Sunday, October 02, 2011

4 last songs

On Friday, coming out the Traverse, I saw a poster for tonight's concert. Donald Runnicles conducting the BBC Scottish Symphony in Strauss' Four Last Songs. I didn't understand the impulse, but followed it, and bought a ticket.

I'd thought of inviting friends; but again, not really understanding why, ended up going alone.

Sitting in the stalls tonight, waiting for the concert to begin, it was maybe the anticipatory buzz of the audience triggered a memory. Of being a schoolboy of fifteen, maybe sixteen, and sitting in the balcony of the Colston Hall.

One of the many many gifts given me by one of the assistant housemasters, a man I knew as Mr. Tomes, is that he organised outings to concerts.

The school functioned a bit like a prison; most of town counted as "out of bounds" but on concert nights the rules were relaxed and I could travel down to the concert hall alone.

I so loved that sense of freedom.

Life in the boarding school was designed to deprive us of solitude. Privacy was impossible; and the fact we were at each other's mercy was a powerful way of enforcing conformity.

I always escaped as much as I could. And sitting in the concert hall, or the theatre, I could be on my own. And that in itself helped me to survive.

I didn't want to talk to anybody, either before or after: the music opened up some precious space inside me which talking to people spoilt.

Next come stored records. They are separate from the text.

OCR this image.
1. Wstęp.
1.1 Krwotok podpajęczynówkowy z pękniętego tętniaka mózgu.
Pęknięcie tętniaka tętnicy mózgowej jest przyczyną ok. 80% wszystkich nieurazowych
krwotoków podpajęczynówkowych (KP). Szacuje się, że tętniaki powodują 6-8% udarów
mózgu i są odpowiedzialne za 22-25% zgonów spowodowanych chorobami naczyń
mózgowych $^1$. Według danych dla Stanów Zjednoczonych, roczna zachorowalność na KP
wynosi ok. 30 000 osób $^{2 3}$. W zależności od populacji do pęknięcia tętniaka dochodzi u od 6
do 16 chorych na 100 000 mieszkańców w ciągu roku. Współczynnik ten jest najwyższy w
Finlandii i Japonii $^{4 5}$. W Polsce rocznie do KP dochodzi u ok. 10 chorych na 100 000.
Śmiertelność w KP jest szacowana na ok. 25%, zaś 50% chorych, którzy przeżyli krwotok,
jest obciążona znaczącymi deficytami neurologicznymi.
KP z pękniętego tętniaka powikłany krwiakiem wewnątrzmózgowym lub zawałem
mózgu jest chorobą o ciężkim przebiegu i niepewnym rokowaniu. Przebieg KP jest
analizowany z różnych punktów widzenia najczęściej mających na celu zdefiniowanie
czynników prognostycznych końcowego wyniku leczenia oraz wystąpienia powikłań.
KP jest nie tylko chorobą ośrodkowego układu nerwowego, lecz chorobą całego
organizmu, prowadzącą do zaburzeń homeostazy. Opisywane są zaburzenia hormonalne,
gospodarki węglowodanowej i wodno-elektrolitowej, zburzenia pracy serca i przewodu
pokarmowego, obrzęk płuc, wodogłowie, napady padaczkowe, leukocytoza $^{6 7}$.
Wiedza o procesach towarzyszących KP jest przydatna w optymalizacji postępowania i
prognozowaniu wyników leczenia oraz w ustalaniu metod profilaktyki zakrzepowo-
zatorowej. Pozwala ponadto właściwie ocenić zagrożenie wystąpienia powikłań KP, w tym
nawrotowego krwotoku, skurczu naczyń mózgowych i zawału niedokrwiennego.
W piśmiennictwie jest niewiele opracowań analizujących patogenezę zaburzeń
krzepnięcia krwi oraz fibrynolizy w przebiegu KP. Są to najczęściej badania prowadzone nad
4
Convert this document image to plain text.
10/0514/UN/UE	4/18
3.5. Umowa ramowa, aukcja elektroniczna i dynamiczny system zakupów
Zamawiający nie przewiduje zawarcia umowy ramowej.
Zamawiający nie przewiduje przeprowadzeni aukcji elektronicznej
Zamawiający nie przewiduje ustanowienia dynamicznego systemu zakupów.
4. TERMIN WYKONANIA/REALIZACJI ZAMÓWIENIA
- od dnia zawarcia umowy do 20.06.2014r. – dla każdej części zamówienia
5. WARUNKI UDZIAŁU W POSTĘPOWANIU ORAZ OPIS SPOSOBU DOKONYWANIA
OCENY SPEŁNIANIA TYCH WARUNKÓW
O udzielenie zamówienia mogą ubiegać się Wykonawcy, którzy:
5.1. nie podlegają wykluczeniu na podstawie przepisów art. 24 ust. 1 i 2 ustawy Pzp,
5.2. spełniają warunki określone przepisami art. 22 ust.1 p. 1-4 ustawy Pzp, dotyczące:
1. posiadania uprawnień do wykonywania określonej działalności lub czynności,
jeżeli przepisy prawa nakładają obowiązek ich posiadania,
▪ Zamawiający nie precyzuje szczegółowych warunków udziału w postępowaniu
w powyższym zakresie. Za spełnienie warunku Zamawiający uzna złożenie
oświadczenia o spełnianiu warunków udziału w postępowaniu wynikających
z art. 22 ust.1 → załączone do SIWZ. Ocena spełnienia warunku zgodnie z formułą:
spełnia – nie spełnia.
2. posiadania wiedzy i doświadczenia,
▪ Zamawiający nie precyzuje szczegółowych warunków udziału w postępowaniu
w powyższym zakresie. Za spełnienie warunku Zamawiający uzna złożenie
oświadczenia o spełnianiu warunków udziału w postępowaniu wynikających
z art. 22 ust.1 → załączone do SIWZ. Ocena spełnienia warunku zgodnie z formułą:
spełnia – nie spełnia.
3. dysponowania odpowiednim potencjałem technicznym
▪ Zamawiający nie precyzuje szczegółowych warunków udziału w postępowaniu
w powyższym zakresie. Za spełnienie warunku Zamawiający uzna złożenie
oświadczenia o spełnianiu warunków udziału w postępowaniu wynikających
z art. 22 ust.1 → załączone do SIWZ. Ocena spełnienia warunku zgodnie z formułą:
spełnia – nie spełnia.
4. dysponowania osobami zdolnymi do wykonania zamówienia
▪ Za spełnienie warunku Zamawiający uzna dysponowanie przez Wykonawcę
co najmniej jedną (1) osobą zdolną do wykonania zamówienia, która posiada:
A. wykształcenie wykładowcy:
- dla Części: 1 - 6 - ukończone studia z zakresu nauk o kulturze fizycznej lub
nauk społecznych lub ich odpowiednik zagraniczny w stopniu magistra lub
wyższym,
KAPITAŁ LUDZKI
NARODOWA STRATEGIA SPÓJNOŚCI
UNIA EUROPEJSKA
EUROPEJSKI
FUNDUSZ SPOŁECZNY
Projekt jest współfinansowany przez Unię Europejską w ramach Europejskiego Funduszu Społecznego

Maybe that was what I was after tonight.

Whatever it was, the music seemed to enter me without any guards or barriers: Beethoven's fierce longing for freedom, the incredibly rich chaotic, tender, and noble turbulence of an Elgar symphony.

I was awkwardly placed for the songs: I should have been more central, and further back. But what I did get was a profoundly moving sense of someone utterly rapt up in life's beauty and yet somehow also utterly ready to leave it.

It's a kind of model. Of how to die well: but how to live well too.